Novartis has entered into an exclusive global licensing and collaboration agreement with Ratio Therapeutics, a pharmaceutical company developing radiopharmaceuticals for the treatment and monitoring of cancer.
The two other pharmas Lonza (-0.9%) and Sandoz Group (-1.0%) also continued Friday’s negative momentum.
UBS (+0.7%) is seeking to obtain a national banking license in the United States. The number one Swiss bank currently has an authorization as an “Industrial Loan Company” (ILC) in the state of Utah, which is supervised at the federal level by the American deposit insurance company FDIC.
Julius Bär (-1.9%) and fini lanterne rouge, behind VAT Group (-1.2%) and ABB (-1.1%).
In the broader market, travel retailer and restaurant Avolta (+0.7%) obtained a 1,000 m2 concession at Shenzhen Bao’an International Airport, north of Hong Kong. Financial details of the operation have not been disclosed.

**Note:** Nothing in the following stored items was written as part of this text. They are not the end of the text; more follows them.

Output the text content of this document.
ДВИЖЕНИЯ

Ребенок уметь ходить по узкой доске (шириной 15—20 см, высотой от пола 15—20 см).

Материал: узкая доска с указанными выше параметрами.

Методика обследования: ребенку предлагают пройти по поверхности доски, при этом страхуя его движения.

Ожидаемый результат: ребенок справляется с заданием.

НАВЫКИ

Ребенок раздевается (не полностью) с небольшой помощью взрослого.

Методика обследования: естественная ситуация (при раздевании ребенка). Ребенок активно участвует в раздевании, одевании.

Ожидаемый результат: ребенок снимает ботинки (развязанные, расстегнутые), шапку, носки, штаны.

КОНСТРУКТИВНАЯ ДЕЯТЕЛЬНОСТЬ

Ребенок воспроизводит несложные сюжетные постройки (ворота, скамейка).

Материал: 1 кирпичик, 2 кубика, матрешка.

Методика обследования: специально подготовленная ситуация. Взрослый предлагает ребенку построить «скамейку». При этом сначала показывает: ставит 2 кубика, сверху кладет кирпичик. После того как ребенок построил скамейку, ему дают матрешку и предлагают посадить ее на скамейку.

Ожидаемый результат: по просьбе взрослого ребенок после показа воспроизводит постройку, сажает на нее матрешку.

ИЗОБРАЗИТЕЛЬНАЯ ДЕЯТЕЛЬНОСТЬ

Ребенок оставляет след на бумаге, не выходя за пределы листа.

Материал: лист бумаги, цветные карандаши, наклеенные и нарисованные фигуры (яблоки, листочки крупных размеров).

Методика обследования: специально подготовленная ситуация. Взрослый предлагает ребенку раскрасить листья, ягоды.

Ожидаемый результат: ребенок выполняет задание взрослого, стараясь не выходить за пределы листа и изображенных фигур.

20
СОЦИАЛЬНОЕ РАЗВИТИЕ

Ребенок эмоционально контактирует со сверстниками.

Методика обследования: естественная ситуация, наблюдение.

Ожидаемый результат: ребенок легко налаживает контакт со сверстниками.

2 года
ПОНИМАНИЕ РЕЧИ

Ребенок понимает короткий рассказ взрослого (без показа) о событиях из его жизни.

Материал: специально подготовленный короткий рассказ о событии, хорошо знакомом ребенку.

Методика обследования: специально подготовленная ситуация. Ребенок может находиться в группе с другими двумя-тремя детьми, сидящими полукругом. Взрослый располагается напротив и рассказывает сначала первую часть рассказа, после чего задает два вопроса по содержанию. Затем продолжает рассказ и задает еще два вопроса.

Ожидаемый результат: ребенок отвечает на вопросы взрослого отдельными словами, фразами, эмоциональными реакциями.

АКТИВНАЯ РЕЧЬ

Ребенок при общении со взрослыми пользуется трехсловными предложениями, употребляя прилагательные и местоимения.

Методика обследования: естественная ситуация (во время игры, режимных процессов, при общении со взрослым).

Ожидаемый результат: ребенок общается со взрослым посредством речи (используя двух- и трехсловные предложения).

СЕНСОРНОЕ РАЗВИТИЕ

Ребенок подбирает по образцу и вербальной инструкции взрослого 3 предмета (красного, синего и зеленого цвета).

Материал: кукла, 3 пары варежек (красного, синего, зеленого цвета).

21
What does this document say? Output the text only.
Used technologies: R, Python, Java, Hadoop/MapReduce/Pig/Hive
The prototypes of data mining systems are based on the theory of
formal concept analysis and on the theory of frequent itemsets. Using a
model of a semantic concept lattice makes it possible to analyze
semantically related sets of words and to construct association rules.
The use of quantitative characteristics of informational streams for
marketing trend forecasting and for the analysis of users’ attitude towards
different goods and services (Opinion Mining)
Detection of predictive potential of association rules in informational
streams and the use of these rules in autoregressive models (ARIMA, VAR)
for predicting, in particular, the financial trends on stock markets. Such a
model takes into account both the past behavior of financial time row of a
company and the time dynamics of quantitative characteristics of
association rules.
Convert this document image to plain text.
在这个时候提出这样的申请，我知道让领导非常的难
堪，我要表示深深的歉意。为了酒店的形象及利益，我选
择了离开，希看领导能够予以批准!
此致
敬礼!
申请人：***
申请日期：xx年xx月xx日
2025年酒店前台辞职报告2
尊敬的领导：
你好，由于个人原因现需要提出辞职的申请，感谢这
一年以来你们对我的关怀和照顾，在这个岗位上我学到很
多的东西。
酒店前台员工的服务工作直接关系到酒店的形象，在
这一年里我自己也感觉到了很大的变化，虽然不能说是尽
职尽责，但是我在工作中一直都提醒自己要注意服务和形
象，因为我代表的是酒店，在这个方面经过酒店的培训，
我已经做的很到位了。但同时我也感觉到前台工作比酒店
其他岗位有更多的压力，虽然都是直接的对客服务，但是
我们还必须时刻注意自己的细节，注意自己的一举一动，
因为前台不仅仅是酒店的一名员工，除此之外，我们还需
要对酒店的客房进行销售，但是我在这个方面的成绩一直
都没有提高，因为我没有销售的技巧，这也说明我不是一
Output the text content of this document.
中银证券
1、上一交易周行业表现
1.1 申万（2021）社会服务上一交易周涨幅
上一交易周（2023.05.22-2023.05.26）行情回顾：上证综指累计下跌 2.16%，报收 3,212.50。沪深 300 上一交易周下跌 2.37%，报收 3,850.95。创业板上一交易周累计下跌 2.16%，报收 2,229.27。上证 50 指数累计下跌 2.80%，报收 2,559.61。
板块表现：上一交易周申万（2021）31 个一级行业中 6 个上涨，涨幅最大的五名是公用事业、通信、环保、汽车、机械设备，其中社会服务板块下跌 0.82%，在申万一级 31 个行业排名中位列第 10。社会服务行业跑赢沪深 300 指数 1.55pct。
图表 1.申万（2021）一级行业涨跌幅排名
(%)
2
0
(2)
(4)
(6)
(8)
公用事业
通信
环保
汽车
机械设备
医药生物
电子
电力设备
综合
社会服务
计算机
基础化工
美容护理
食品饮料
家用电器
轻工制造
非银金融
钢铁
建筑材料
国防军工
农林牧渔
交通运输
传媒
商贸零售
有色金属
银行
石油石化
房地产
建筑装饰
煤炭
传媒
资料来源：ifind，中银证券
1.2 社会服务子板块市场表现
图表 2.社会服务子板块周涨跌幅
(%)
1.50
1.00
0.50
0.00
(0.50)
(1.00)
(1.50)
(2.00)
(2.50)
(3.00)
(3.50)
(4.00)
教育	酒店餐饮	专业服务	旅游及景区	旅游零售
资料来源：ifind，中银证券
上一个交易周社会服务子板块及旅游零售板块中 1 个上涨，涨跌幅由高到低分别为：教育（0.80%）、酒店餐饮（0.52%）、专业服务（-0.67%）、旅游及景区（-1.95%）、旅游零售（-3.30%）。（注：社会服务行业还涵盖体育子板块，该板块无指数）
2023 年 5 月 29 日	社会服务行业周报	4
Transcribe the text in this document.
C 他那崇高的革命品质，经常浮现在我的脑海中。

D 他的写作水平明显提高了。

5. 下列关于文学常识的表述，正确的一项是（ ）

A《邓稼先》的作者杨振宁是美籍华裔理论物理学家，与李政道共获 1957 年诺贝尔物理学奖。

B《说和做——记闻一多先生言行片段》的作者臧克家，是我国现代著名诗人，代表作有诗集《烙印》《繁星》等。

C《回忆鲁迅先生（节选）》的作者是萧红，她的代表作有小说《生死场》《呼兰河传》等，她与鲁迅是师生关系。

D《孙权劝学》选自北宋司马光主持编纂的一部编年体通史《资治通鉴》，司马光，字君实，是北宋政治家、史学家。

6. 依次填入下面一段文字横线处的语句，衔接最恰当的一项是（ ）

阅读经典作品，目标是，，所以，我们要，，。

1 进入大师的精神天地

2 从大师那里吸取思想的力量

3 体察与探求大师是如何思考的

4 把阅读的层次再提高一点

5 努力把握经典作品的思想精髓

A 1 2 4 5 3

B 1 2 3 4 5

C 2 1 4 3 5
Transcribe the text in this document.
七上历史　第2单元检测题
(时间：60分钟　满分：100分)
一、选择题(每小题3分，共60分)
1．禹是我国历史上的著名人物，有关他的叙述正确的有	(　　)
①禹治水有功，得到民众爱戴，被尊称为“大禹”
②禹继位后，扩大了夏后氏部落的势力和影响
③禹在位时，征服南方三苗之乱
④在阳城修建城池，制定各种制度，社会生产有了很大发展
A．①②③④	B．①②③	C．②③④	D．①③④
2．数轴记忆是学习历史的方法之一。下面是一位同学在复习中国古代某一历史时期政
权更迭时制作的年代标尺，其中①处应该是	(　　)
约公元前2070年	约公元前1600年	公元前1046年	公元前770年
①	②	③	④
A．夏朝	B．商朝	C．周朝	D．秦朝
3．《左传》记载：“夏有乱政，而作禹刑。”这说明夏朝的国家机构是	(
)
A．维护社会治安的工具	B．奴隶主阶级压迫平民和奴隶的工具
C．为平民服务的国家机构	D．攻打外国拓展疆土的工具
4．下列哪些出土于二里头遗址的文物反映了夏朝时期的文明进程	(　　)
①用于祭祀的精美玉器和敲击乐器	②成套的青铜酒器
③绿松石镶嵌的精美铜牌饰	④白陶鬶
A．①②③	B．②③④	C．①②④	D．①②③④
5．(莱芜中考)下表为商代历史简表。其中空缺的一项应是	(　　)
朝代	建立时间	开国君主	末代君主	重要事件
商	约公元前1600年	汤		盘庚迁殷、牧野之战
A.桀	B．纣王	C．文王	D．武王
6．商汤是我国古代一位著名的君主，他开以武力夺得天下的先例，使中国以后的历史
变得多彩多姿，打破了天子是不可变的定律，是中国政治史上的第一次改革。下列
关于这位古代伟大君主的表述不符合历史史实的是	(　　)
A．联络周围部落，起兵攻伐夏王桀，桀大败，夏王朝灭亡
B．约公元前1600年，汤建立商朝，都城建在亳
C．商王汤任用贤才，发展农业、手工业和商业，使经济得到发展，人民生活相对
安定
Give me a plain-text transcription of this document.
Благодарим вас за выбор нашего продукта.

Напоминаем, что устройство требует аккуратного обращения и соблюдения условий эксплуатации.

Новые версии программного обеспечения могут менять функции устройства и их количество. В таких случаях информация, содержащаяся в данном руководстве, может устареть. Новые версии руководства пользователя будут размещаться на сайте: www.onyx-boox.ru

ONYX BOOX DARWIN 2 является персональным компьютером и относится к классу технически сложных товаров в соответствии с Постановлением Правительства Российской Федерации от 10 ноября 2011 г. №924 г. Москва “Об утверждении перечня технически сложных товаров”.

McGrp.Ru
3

The distribution facilitator DKSH (-0.2%) confirmed its 2024 objectives. The Zurich group presented its medium-term roadmap in London, based on the strategic priorities of growth, margin expansion and acceleration of mergers and acquisitions.
For its second day of trading, Sunrise continued its path of the cross, losing 3.1% to 40.50 Swiss francs. The number two Swiss telecoms company signed its return to the Swiss Stock Exchange on Friday, after leaving more than three years ago, closing at 41.80 Swiss francs, after an opening price of 44.75 Swiss francs and a highest of 46.97 Swiss francs recorded at the start of the session.